The MSM may even want more of a test of their patriotic ardor and gullibility. Nineteenth century lecturer Robert Green Ingersoll used to chide his religious audiences with a story of a man seeking entry into heaven. Tested for credibility and faith by the recording secretary with the question of whether or not he believed the story of God’s use of Adam’s rib to create Eve, the seeker of entry replied that he was “sorry there weren’t harder stories in the Bible so that I could show what my faith could do.” The angel said “Give him a harp.”
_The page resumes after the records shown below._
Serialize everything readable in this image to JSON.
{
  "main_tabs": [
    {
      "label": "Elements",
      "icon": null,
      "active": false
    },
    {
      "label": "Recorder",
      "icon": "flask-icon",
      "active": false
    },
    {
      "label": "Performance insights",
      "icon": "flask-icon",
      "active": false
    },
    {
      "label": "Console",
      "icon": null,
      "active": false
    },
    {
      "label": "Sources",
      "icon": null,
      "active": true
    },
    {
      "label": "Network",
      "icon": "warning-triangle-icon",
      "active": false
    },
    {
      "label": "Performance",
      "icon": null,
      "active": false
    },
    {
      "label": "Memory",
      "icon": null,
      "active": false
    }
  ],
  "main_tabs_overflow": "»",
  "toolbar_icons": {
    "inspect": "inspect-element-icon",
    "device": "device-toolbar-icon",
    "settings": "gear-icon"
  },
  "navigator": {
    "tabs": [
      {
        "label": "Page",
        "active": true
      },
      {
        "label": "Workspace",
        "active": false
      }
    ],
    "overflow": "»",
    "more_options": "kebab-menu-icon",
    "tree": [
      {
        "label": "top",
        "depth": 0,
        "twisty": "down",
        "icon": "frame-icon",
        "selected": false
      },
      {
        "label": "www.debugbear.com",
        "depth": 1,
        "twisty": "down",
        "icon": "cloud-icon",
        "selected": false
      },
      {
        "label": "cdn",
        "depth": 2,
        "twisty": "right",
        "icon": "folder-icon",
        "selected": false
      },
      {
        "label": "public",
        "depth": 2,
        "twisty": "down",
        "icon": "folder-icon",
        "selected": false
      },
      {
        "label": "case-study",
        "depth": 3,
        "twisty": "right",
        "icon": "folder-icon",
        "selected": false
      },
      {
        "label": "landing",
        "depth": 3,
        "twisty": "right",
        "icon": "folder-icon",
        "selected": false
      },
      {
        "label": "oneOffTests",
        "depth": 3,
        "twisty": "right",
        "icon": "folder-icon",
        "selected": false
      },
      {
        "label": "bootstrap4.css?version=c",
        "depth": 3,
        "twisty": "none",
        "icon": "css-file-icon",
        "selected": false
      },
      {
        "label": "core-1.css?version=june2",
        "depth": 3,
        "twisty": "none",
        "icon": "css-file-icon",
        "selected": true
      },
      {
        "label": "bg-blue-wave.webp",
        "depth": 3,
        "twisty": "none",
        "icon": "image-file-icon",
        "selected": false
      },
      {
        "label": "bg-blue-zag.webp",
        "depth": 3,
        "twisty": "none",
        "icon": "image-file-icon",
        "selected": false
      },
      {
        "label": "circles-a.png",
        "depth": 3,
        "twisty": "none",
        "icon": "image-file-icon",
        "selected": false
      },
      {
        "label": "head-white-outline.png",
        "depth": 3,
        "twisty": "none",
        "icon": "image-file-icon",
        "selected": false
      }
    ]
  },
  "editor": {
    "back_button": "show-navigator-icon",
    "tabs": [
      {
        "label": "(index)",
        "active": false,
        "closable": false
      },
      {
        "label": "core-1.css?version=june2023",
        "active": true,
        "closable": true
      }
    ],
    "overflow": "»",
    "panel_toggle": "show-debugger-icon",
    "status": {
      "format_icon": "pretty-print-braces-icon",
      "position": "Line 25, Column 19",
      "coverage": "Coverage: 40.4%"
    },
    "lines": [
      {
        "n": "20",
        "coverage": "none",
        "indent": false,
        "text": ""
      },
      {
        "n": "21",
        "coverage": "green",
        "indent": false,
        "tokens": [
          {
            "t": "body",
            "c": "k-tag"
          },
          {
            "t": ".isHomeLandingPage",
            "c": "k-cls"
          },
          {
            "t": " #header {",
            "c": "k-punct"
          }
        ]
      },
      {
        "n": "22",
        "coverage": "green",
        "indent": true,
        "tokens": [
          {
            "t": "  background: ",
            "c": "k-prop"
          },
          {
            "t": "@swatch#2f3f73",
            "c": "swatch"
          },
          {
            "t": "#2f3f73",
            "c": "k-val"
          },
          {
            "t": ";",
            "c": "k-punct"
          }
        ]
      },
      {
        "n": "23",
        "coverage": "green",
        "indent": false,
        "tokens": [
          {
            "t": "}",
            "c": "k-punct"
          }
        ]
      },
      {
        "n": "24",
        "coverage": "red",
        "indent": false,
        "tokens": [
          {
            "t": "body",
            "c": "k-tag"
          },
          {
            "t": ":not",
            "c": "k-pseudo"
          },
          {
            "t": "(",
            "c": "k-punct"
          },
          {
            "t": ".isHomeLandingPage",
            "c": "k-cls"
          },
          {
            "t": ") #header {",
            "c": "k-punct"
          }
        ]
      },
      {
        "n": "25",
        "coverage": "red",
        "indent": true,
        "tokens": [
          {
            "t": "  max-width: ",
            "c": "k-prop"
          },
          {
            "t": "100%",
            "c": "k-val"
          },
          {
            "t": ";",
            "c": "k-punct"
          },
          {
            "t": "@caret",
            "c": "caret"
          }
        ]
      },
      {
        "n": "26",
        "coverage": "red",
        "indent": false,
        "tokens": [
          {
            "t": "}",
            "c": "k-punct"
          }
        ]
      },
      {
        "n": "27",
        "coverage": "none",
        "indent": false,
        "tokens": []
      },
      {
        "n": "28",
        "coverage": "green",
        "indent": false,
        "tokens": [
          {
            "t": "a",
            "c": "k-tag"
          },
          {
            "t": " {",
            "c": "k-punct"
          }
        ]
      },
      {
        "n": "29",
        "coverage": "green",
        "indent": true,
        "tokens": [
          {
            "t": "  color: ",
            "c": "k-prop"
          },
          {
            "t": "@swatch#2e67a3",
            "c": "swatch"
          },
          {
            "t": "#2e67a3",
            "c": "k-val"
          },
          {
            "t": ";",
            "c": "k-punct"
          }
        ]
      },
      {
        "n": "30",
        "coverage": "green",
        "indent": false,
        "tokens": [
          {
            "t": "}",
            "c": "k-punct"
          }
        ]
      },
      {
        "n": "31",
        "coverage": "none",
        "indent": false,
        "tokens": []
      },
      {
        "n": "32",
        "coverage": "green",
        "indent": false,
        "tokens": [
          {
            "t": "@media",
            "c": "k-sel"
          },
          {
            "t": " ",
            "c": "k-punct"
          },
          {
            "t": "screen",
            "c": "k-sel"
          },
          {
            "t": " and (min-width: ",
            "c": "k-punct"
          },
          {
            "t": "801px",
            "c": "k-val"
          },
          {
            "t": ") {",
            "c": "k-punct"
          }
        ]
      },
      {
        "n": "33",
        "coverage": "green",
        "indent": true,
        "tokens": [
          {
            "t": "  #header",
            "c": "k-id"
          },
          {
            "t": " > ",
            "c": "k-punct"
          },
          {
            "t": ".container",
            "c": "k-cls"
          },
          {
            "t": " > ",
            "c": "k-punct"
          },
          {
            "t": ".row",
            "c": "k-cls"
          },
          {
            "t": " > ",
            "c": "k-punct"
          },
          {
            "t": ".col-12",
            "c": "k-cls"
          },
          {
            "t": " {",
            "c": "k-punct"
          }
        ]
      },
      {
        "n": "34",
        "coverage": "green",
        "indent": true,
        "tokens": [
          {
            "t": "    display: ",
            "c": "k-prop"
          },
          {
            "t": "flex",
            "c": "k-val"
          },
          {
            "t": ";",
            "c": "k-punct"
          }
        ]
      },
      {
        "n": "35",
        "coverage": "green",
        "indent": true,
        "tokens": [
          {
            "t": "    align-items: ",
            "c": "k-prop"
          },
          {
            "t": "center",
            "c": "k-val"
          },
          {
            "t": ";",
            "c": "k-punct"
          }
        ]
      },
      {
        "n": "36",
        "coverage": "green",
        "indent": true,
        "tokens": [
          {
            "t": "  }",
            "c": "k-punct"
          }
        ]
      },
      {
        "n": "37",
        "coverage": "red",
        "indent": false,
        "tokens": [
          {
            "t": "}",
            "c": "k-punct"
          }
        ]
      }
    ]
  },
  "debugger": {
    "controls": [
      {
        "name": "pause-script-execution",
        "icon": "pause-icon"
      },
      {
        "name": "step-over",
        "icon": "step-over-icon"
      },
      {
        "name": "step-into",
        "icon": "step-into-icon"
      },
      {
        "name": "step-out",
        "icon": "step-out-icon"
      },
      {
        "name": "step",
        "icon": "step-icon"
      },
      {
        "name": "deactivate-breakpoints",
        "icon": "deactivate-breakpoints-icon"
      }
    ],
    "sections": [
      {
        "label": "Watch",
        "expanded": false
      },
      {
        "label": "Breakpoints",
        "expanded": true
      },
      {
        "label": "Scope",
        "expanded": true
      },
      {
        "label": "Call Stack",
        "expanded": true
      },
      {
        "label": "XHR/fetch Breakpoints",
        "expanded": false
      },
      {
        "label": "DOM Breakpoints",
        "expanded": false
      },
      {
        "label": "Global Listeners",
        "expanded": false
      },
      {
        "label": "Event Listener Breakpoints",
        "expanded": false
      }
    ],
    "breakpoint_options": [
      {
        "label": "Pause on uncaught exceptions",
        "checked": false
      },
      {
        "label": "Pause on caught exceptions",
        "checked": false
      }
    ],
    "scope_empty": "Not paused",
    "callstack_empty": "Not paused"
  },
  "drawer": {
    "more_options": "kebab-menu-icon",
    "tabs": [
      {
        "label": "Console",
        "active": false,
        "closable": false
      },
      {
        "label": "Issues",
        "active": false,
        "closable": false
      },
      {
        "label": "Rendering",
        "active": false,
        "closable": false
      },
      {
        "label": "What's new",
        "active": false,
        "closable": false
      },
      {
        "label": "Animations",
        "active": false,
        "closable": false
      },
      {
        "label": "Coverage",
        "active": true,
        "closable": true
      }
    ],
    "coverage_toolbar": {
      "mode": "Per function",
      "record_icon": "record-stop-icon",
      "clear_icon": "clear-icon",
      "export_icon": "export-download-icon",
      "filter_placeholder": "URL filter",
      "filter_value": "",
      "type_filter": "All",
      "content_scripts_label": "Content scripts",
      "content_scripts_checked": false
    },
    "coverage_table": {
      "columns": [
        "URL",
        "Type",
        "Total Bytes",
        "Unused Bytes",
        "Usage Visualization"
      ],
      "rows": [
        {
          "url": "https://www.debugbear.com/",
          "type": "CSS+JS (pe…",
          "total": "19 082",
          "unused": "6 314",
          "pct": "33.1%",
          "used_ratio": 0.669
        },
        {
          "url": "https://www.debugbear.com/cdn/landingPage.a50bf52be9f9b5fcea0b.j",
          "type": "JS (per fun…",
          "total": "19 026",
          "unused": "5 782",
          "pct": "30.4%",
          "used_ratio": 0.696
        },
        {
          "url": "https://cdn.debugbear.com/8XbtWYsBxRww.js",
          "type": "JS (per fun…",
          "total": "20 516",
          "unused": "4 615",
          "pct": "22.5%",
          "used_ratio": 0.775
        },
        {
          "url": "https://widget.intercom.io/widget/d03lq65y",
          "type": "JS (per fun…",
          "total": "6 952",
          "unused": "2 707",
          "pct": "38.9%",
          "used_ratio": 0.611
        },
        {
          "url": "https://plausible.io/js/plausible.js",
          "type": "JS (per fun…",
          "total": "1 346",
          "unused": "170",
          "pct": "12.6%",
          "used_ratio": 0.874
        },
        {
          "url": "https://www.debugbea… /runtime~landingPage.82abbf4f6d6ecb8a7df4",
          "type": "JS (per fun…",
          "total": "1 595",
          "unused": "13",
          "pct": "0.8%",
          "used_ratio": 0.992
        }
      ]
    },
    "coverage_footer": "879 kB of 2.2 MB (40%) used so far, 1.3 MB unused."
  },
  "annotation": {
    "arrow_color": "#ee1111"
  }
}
The so-called Free Press shows what it can do to prove its faith on a daily basis and should have a full house of harp equivalents. They couldn’t wait for their apologies for gullibility on Iraq’s WMD to fade before jumping on the Iran nuclear weapons effort bandwagon.
In fact, we can construct an updated Ingersoll story in which David Sanger and William Broad of the New York Times must pass muster before an internal NYT award committee, whose recording angel (RA) asks them: “Did you take it as self-evident that Iran sought nuclear weapons?” S&B: “Absolutely.” RA: “Did you avoid any mention of Israel’s nuclear weapons and threats?” S&B: “Carefully.” RA: “Did you steer clear of analogies with Iraq?” S&B: “Yes, indeed.” RA: “Did you avoid mention of the Wikileaks documents that showed IAEA head Yukiya Amano expressing eagerness at cooperating with the U.S. plans for Iran?” S&B: “Yes, we carefully walked past that one, which was typical anti-U.S. and pro-Iran propaganda.” RA: “Give these men copies of the Judy Miller Brass Check, signed by both Judy and Bill Keller.”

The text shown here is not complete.